Father Geronimo Boscana, “Chinigchinich; a historical account of the origin, customs, and traditions of the Indians at the missionary establishment of St. Juan Capistrano, Alta California,” appended to Alfred Robinson's Life in California (New York, 1846), pp. 291 sq.; H. H. Bancroft, Native Races of the Pacific States, iii. 168. The mission station of San Juan Capistrano is described by R. H. Dana (Two Years before the Mast, chaps. xviii. and xxiv.).
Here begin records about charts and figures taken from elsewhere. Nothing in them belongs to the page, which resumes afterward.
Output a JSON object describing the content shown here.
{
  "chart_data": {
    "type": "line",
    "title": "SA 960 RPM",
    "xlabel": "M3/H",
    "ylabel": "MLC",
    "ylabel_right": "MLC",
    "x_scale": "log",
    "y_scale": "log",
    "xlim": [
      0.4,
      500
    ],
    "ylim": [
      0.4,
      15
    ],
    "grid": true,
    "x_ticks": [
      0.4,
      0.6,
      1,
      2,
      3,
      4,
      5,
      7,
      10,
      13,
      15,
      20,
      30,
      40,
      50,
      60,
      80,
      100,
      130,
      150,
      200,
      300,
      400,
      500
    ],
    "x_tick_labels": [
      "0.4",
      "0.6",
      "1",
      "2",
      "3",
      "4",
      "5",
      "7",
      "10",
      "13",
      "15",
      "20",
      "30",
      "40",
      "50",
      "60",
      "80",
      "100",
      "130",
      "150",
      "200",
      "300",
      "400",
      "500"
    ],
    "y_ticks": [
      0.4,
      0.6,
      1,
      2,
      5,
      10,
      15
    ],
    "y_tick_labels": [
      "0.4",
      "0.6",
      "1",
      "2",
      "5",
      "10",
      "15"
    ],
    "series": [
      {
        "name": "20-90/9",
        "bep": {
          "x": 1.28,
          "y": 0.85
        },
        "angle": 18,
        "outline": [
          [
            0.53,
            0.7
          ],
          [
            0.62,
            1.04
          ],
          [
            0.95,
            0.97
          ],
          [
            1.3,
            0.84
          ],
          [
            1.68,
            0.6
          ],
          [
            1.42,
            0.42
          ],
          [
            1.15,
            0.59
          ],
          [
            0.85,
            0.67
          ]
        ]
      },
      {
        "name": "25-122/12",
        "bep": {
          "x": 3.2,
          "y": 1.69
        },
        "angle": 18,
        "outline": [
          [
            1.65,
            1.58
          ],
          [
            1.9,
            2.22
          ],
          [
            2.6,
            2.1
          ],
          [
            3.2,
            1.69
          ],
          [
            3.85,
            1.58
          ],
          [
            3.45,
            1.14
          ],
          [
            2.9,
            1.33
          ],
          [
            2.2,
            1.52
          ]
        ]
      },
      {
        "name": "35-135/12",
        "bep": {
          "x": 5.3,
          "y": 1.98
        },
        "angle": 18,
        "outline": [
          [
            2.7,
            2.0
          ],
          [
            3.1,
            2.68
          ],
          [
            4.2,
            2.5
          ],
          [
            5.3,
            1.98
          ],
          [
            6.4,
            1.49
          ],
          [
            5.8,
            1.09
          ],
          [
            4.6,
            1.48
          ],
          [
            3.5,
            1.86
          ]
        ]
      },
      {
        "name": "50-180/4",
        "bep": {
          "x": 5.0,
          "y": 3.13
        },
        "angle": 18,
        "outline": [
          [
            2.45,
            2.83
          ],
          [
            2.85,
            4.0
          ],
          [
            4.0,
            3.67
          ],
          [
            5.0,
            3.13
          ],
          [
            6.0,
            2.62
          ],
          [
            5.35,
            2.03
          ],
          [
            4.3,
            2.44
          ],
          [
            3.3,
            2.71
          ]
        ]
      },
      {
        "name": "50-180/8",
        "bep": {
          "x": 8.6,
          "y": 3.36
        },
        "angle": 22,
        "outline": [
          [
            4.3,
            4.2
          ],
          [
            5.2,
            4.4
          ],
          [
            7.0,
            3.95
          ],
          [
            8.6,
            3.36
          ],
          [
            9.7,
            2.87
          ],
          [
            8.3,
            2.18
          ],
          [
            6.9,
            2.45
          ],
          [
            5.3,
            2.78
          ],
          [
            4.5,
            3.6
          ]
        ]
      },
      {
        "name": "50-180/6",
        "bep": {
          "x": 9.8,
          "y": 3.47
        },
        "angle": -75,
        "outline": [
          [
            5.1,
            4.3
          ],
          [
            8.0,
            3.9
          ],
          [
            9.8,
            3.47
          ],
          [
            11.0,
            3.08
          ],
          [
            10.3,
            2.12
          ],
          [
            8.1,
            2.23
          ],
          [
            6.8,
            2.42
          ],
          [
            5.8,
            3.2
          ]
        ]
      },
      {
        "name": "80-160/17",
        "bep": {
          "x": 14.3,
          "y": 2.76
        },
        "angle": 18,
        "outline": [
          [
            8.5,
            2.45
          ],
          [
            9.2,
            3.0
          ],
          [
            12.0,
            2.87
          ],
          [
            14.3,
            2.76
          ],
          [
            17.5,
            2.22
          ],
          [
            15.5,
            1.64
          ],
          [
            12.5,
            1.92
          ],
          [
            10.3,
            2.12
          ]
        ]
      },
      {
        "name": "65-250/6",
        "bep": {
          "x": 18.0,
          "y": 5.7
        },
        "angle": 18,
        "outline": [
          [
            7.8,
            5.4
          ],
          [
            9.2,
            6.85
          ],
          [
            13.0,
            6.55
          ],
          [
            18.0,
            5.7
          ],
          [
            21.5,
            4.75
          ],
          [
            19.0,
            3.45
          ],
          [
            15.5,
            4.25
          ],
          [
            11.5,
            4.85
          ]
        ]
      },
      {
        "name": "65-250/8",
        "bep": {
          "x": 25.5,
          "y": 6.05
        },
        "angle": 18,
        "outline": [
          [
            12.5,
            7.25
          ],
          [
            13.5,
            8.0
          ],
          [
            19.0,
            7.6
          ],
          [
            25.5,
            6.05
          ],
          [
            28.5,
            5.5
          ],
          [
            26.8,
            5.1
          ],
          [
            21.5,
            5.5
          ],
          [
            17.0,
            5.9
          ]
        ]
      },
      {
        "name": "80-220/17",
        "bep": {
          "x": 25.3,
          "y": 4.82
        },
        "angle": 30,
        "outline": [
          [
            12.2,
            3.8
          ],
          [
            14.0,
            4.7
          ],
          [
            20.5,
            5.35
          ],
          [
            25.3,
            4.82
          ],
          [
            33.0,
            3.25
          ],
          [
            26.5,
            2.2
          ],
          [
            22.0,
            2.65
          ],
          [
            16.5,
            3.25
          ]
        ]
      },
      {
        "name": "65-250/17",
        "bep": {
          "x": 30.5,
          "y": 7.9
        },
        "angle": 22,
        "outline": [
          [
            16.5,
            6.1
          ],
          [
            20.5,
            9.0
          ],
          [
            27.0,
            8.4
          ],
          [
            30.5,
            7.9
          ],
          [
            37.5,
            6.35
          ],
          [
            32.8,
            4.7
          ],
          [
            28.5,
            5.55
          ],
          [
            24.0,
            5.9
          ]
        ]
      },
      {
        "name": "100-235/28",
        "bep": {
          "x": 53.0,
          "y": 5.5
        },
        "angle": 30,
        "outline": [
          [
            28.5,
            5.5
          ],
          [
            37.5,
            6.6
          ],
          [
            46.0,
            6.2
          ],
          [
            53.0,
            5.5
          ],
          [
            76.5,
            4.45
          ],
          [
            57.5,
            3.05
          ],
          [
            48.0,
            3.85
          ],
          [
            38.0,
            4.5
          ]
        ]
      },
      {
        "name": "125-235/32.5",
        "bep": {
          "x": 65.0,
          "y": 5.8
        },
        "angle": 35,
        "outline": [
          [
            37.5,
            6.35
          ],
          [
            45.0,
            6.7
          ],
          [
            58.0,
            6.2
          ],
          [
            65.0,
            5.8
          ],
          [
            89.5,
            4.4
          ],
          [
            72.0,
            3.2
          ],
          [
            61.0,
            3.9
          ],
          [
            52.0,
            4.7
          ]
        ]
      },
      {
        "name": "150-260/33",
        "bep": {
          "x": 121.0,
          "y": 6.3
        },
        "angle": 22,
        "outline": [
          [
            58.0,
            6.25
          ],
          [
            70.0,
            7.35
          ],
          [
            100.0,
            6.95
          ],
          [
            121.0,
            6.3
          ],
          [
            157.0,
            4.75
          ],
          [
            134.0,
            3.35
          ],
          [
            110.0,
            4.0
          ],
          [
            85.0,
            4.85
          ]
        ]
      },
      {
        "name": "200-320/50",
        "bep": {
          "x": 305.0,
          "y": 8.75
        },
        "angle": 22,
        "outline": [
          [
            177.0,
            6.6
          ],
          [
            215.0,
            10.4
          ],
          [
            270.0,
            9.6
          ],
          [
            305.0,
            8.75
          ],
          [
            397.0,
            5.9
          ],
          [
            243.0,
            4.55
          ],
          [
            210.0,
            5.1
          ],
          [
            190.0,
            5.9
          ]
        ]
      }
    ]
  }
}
A favourable picture of the missions is drawn by H. von Langsdorf (Reise um die Welt, Frankfort, 1812, ii. pp. 134 sqq.), by Duflos de Mofras (“Fragment d'un Voyage en Californie,” Bulletin de la Société de Géographie (Paris), ii. Série, xix. (1843) pp. 9-13), and by a writer (H. H.) in The Century Magazine, May, 1883, pp. 2-18. But the severe discipline of the Spanish monks is noticed by other travellers. We are told that the Indians laboured during the day in the fields to support their Spanish masters, were driven to church twice or thrice a day to hear service in a language which they did not understand, and at night were shut up in crowded and comfortless barracks, without windows and without beds. When the monks desired to make new proselytes, or rather to capture new slaves, they called in the aid of the soldiery, who attacked the Indian villages by night, lassoed the fugitives, and dragged them back at their horses' tails to slavery in the missions. See O. von Kotzebue, Reise um die Welt (Weimar, 1830), ii. 42 sqq.; F. W. Beechey, Narrative of a Voyage to the Pacific and Beering's Strait (London, 1831), ii. chap. i.; A. Schabelski, “Voyage aux colonies russes de l'Amérique,” Bulletin de la Société de Géographie (Paris), ii. Série, iv. (1835) pp. 216-218. A poet has described with prosaic accuracy the pastoral crook by which these good shepherds brought back their strayed lambs to the spiritual fold:—
“Six horses sprang across the level
ground
As six dragoons in open order
dashed;
Above their heads the lassos
circled round,
In every eye a pious fervour
flashed;
They charged the camp, and in
one moment more
They lassoed six and reconverted
four.”
(Bret Harte, Friar Pedro's Ride.)
In the verses inscribed The Angelus, heard at the Mission Dolores, 1868, and beginning
“Bells of the Past, whose long-forgotten
music
Still fills the wide
expanse,”
the same poet shews that he is not insensible to the poetical side of those old Spanish missions, which have long passed away.